Ella perdía el hilo de la razón e intentaba, con vaga urgencia, volver a encontrarla.

—Ronan, debes escuchar…

—Leila. —La mano de él se movía en sus pantalones. Lo sentía libre, rígido y dispuesto entre sus muslos.

—Todo —dijo él con un gemido y empujó dentro de ella— está como debería estar.

* * * * *

Por la mañana ya no había más dudas en la mente de nadie con respecto a la identidad de la muchacha que pasó la noche en el lecho del señor. Ronan se aseguró de eso.

Guardiana, le dijo a su grupo de gente. Protectora. Como nosotros la protegeremos a ella.

No les dijo mucho más que eso. Dio algunos detalles a los oídos correctos sobre la historia de ella, sobre su heroísmo, su doble intento de salvarlo a pesar del villano bastardo que la aplastaría en sus manos. «Una doncella en peligro» también podría haber dicho, y vio que el brillo se contagiaba y echaba chispas de un ojo a otro.

No había nada que un hombre o una mujer escocesa disfrutara más que una seria intriga con un toque de romance coronada con un toque de dolor. El señor estaba feliz de alimentar los chismes. Quería dejar claro que la señorita era bienvenida allí.

No les contó nada sobre las cosas más dulces, sobre la manera en la que él quedaba despierto por las noches para mirarla, para seguir el suave pasaje de su respiración. Sobre la manera en la que siempre se frotaba la nariz y soltaba un breve suspiro cuando se acostaba a dormir, casi melancólica, antes de relajarse en sus sueños.

Sobre la manera en la que le había prohibido llevarla a la cama hasta no antes deshacerla hasta la base de madera, sacudir cada sábana, cada manta y almohada, buscar serpientes o escorpiones o alguna otra pequeña alimaña. Él se quedaba a un costado y la observaba pasar la mano por las finas sábanas a través del colchón desnudo en busca de cualquier tipo de problema que pudiera surgir y se maravillaba de la vida que había llevado, de la profundidad de una mente qué pensaría en poner una aguja mortal en el centro de la cama de un hombre.

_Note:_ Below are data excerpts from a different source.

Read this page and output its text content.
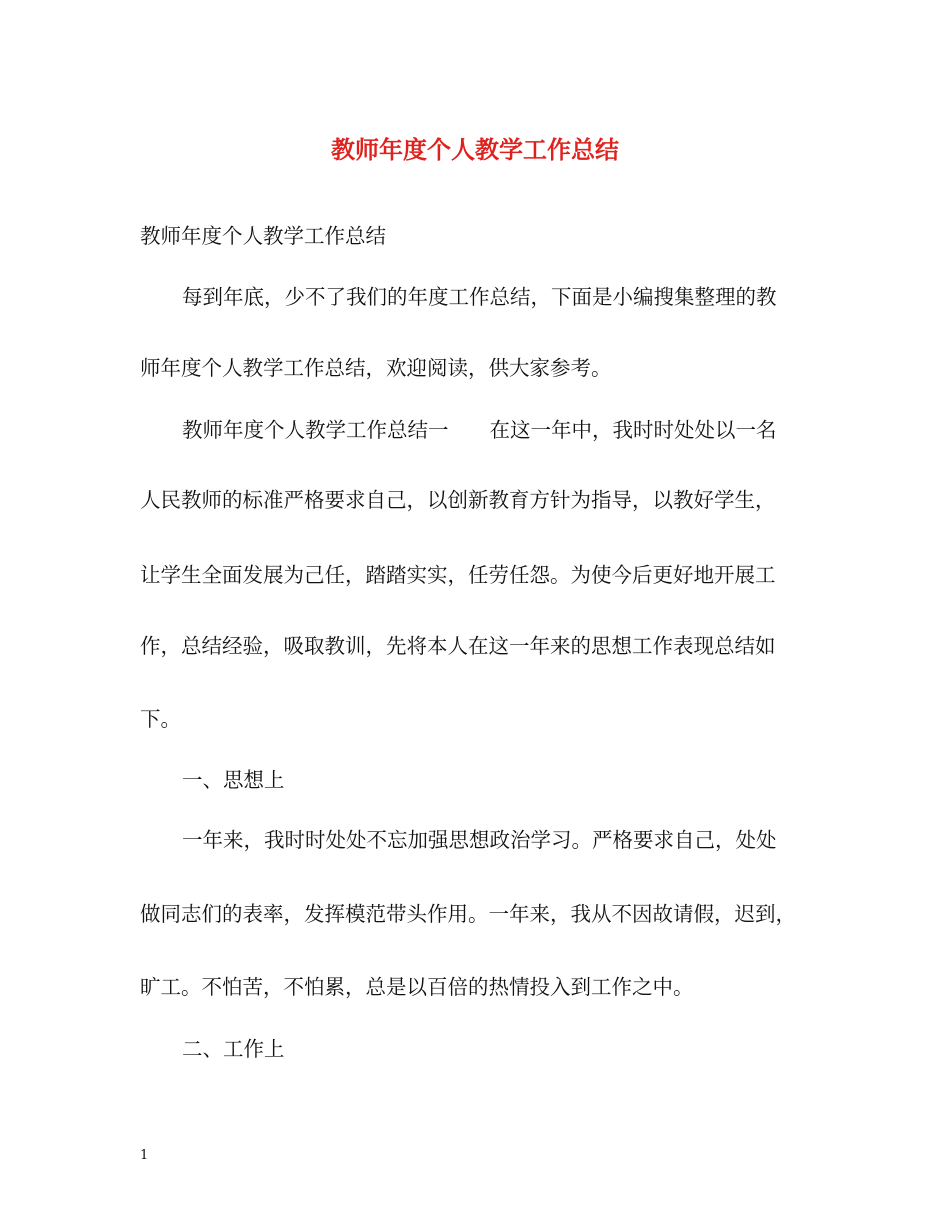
教师年度个人教学工作总结
教师年度个人教学工作总结
每到年底，少不了我们的年度工作总结，下面是小编搜集整理的教
师年度个人教学工作总结，欢迎阅读，供大家参考。
教师年度个人教学工作总结一　　在这一年中，我时时处处以一名
人民教师的标准严格要求自己，以创新教育方针为指导，以教好学生，
让学生全面发展为己任，踏踏实实，任劳任怨。为使今后更好地开展工
作，总结经验，吸取教训，先将本人在这一年来的思想工作表现总结如
下。
一、思想上
一年来，我时时处处不忘加强思想政治学习。严格要求自己，处处
做同志们的表率，发挥模范带头作用。一年来，我从不因故请假，迟到，
旷工。不怕苦，不怕累，总是以百倍的热情投入到工作之中。
二、工作上
1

Una vez satisfecha, la ayudaba a acomodar las cosan otra vez y luego la tumbaba allí, donde ella se apoyaba en su pecho y se dormía instantáneamente.

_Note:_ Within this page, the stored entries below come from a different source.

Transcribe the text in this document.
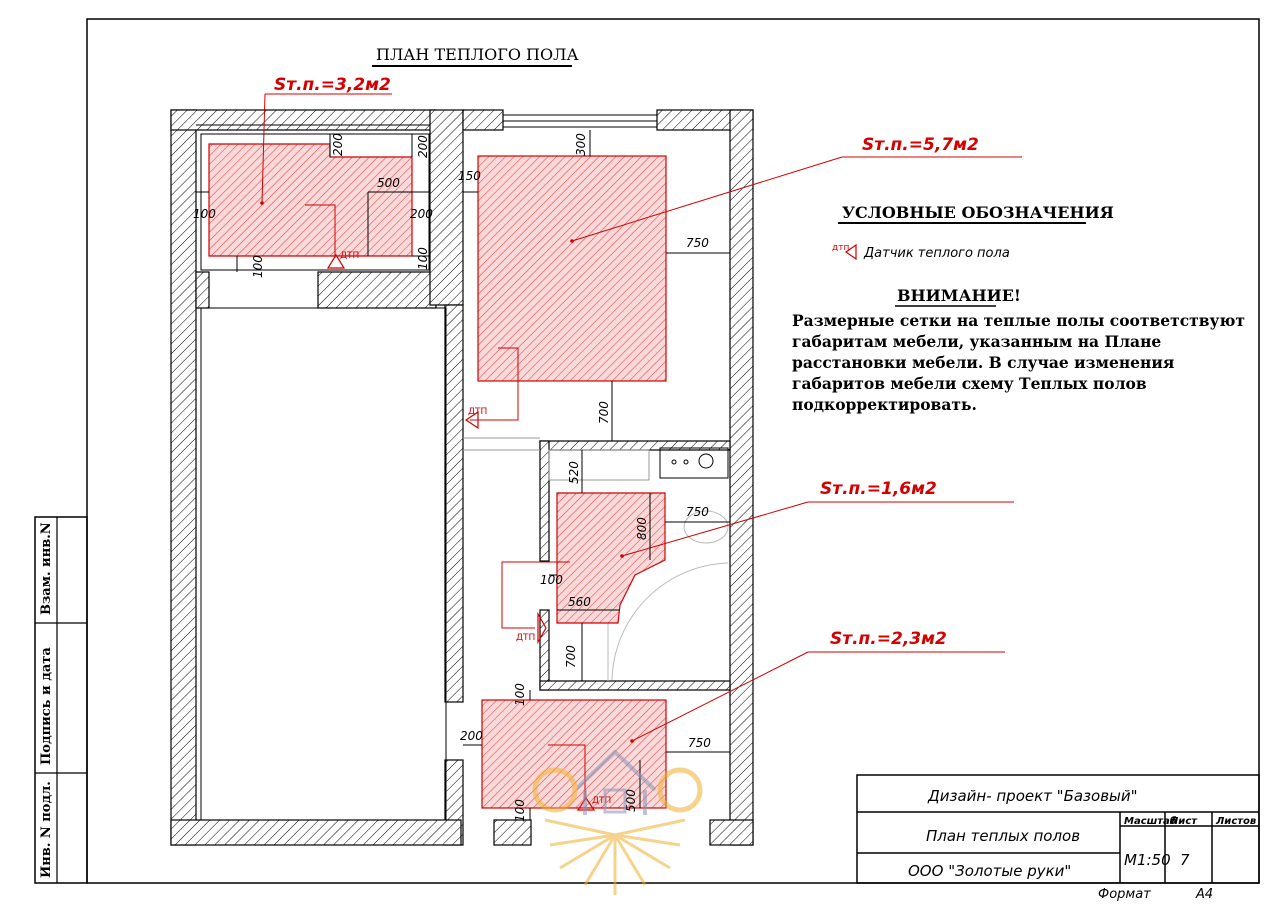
Взам. инв.N
Подпись и дата
Инв. N подл.
ПЛАН ТЕПЛОГО ПОЛА
Sт.п.=3,2м2
Sт.п.=5,7м2
Sт.п.=1,6м2
Sт.п.=2,3м2
ДТП
ДТП
ДТП
ДТП
100
200
500
100
200
100
200
300
150
750
700
520
750
800
100
560
700
100
200	750
500
100
УСЛОВНЫЕ ОБОЗНАЧЕНИЯ
дтп Датчик теплого пола
ВНИМАНИЕ!
Дизайн- проект "Базовый"
План теплых полов
ООО "Золотые руки"
Масштаб
Лист Листов
М1:50 7
Формат	А4
Размерные сетки на теплые полы соответствуют габаритам мебели, указанным на Плане расстановки мебели. В случае изменения габаритов мебели схему Теплых полов подкорректировать.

Por eso, él se quedaba despierto.

No le agradaría despertarse sola; lo sabía. Había tomado el papel que le había ofrecido con una vehemencia firme; él no sabía si sentirse más halagado o asustado.

Ronan se preguntaba cómo reaccionaría si tuviera alguna idea verdadera sobre lo difícil que era matarlo. No se lo diría. La verdad era que ni siquiera él estaba seguro.

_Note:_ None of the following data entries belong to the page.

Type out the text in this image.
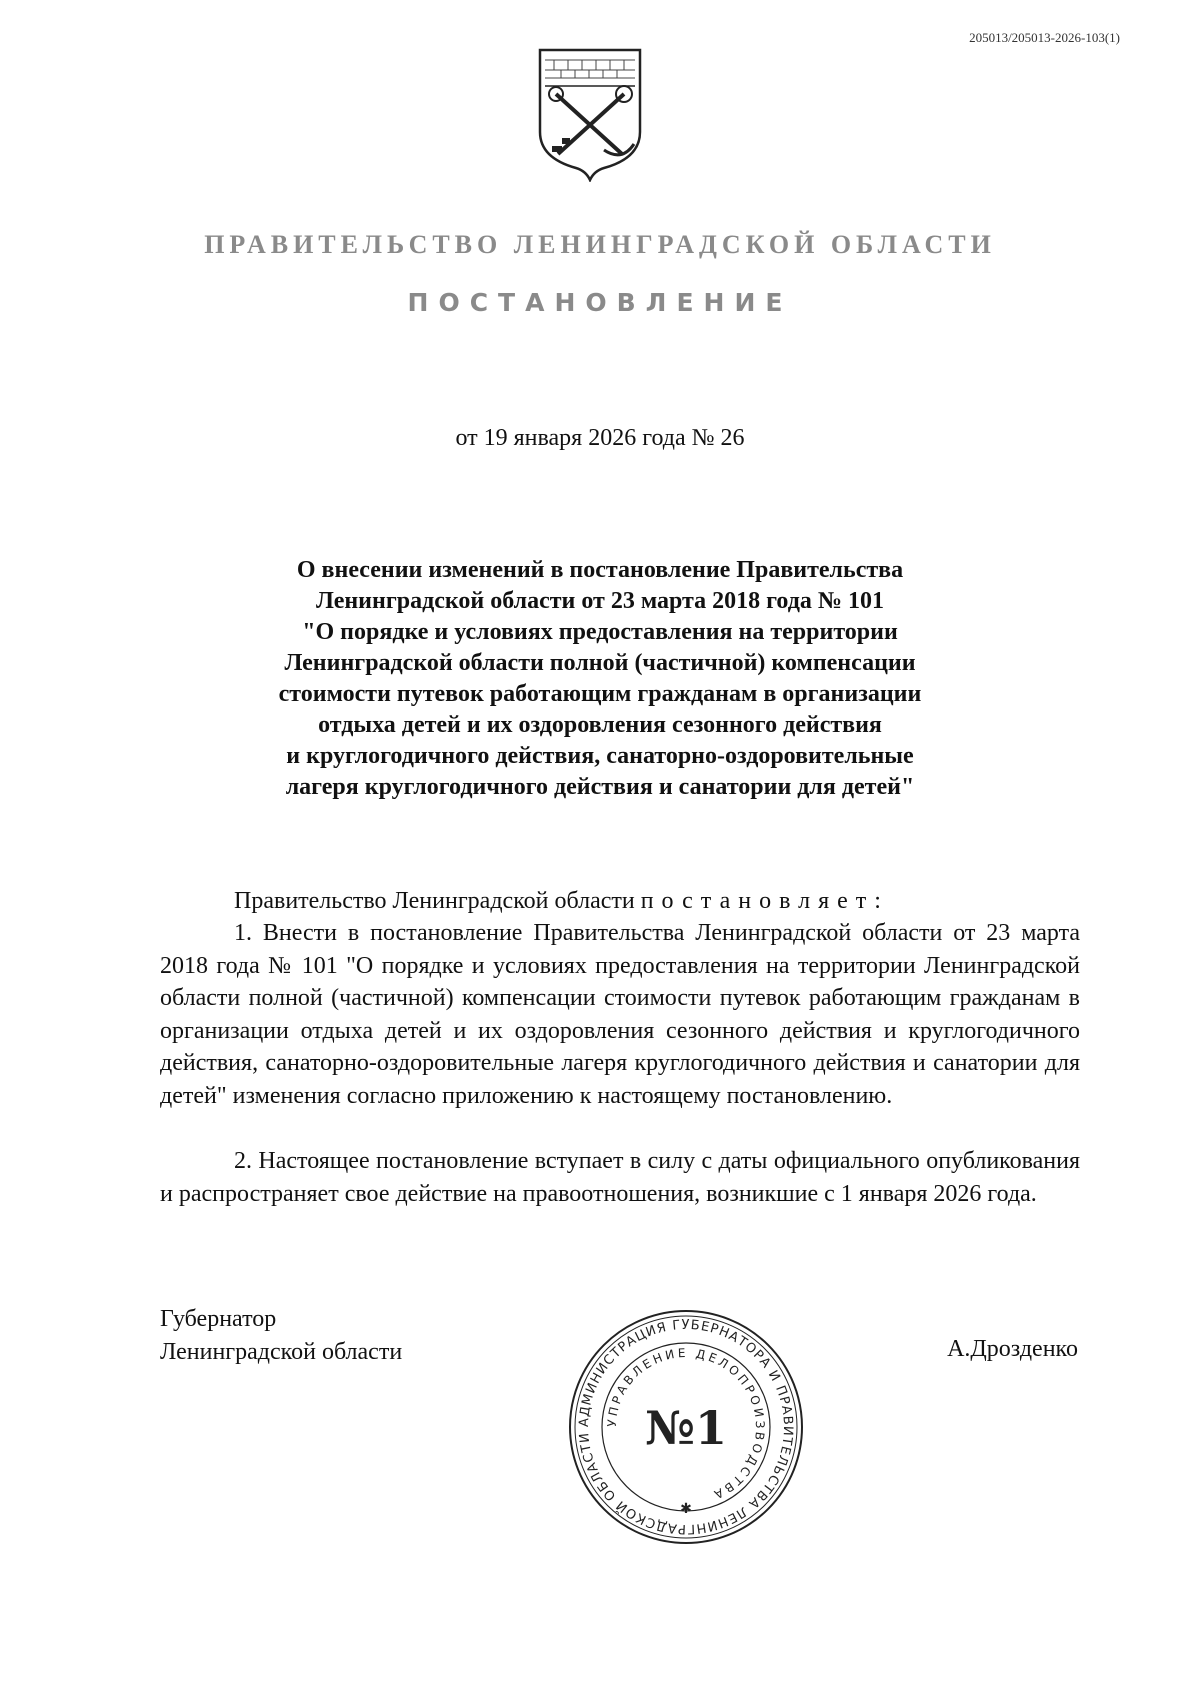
205013/205013-2026-103(1)
ПРАВИТЕЛЬСТВО ЛЕНИНГРАДСКОЙ ОБЛАСТИ
ПОСТАНОВЛЕНИЕ
от 19 января 2026 года № 26
О внесении изменений в постановление Правительства
Ленинградской области от 23 марта 2018 года № 101
"О порядке и условиях предоставления на территории
Ленинградской области полной (частичной) компенсации
стоимости путевок работающим гражданам в организации
отдыха детей и их оздоровления сезонного действия
и круглогодичного действия, санаторно-оздоровительные
лагеря круглогодичного действия и санатории для детей"

Правительство Ленинградской области постановляет:

1. Внести в постановление Правительства Ленинградской области от 23 марта 2018 года № 101 "О порядке и условиях предоставления на территории Ленинградской области полной (частичной) компенсации стоимости путевок работающим гражданам в организации отдыха детей и их оздоровления сезонного действия и круглогодичного действия, санаторно-оздоровительные лагеря круглогодичного действия и санатории для детей" изменения согласно приложению к настоящему постановлению.

2. Настоящее постановление вступает в силу с даты официального опубликования и распространяет свое действие на правоотношения, возникшие с 1 января 2026 года.

Губернатор
Ленинградской области
АДМИНИСТРАЦИЯ ГУБЕРНАТОРА И ПРАВИТЕЛЬСТВА ЛЕНИНГРАДСКОЙ ОБЛАСТИ
УПРАВЛЕНИЕ ДЕЛОПРОИЗВОДСТВА
№1
✱
А.Дрозденко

No obstante, el señor se fue y tuvo una charla con su administrador y luego con el ama de llaves y los guardias. Lo había dicho a Leila que no había enemigos en Kelmere, y era verdad, hasta ese momento. Pero pronto se desparramarían bajo la montaña los rumores sobre la señorita que allí se encontraba. Contaba con una legión de hombres atrincherados en las colinas, una multitud de almas robustas y el astuto ingenio de las Tierras Altas de Escocia. El mismo Lamont se había escondido, pero cuando su asesino entrara a hurtadillas en el reino de Ronan, quería estar completamente preparado.

Por Leila. Por su corazón.

Capítulo 15

Estaba sola cuando despertó.

Al principio fue algo normal: sola en una cama mullida con el sol amarillo que le entibiaba el rostro. Acercó una almohada a su cabeza y olió a rosas, lo cual fue suficiente para hacerla abrir los ojos y echar un vistazo alrededor.